Armen Hareyan's picture

Eye and Vision Care

Some of the things that make summertime fun are the same things that can put your vision at risk. Dr. Philip Custer, an eye surgeon at Barnes-Jewish Hospital specializing in treating eye injuries, says that summer activities such as trimming the lawn, playing baseball or shooting off fireworks can cause devastating eye injuries.

"One thing that is remarkable to us as eye surgeons is the amount of patients that we encounter with pretty severe injuries to their eye that really results in loss of vision," Dr. Custer said. "Eye trauma is one of the leading causes of blindness that we see certainly in children and young adults."

There are three main types of eye injuries, Dr. Custer said. They are: blunt trauma, such as being hit in the eye with a baseball, bat or other hard object; chemical injuries, such as when an acid or pesticide splashes into the eye; and penetrating injuries, often caused when a lawnmower throws debris or a child gets poked in the eye with a sparkler.

Dr. Custer, an associate professor of ophthalmology at Washington University School of Medicine, offered some tips on avoiding eye injuries and saving your eyesight in the summer:

Make sure children are properly supervised. Kids don't think of the consequences of their actions, so make sure they aren't throwing balls directly at someone's face. Make sure an adult is monitoring them if they are using a BB gun. Don't let them play with fireworks -- especially don't let them run with sparklers.
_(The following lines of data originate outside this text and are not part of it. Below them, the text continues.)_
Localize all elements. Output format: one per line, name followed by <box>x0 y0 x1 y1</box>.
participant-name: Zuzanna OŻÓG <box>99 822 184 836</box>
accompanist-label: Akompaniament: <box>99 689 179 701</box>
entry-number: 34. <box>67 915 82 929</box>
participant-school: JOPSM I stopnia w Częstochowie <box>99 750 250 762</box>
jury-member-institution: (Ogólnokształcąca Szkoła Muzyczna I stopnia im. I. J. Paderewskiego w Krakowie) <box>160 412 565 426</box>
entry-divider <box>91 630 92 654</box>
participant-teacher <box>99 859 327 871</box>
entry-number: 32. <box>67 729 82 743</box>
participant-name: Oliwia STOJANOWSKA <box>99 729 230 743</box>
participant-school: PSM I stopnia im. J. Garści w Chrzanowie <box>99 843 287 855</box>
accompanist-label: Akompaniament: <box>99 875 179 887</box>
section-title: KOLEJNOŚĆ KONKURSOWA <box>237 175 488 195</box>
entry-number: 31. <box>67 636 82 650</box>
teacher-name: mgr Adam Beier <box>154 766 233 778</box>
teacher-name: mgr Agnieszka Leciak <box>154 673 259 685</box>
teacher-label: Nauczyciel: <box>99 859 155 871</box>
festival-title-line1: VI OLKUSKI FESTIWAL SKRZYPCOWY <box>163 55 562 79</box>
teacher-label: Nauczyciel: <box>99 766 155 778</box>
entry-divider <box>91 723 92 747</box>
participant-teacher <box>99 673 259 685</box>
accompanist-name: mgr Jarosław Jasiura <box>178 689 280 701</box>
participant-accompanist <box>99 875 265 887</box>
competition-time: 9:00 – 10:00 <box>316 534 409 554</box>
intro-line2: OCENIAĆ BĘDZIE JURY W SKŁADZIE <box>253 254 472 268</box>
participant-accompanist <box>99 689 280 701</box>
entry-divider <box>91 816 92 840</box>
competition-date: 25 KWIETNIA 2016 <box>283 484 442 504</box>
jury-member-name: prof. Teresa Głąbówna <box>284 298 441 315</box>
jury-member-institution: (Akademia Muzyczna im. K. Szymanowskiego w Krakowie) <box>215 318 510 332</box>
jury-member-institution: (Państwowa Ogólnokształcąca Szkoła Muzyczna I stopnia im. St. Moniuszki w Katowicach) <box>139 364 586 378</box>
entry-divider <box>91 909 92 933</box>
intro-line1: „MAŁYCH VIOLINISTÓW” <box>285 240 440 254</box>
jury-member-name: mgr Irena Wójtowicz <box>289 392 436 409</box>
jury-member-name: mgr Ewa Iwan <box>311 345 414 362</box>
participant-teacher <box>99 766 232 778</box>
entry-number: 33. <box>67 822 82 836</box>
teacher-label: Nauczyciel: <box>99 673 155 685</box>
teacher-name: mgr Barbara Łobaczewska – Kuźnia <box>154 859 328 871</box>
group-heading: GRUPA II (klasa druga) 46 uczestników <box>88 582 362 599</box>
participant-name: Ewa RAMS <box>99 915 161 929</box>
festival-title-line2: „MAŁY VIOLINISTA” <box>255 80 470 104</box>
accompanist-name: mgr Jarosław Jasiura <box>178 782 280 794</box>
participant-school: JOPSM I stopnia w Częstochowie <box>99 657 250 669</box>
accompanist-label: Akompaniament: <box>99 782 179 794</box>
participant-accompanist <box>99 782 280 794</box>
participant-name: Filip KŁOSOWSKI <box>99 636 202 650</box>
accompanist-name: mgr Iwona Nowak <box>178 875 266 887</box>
If you live in an area that allows you to shoot off fireworks, make sure you are using legal fireworks. These are usually less powerful and offer some degree of safety, Dr. Custer said.

"Don't play games with fireworks. For instance, don't use bottle rockets like paintballs," he said. "And the final thing is that if you have a firework that doesn't go off, let's not take a close look at that wondering why it didn't go off because sometimes they'll ignite later and next thing we know we have the projectile striking us in our eyes."

Wear protective eyewear when appropriate. Dr. Custer recommends wraparound safety goggles for jobs like mowing the lawn, trimming or woodworking, where debris could be thrown into the eye and can scratch or pierce the outer cover, called the cornea. These injuries are especially dangerous because of the danger of infection.

If you do suffer an eye injury, Dr. Custer recommends you get to a doctor or emergency room as soon as possible for treatment. If you've suffered a chemical injury, you should flush your eye with water thoroughly and then go to an emergency room.

"It's very important to get immediate help," he said. "It could save your vision."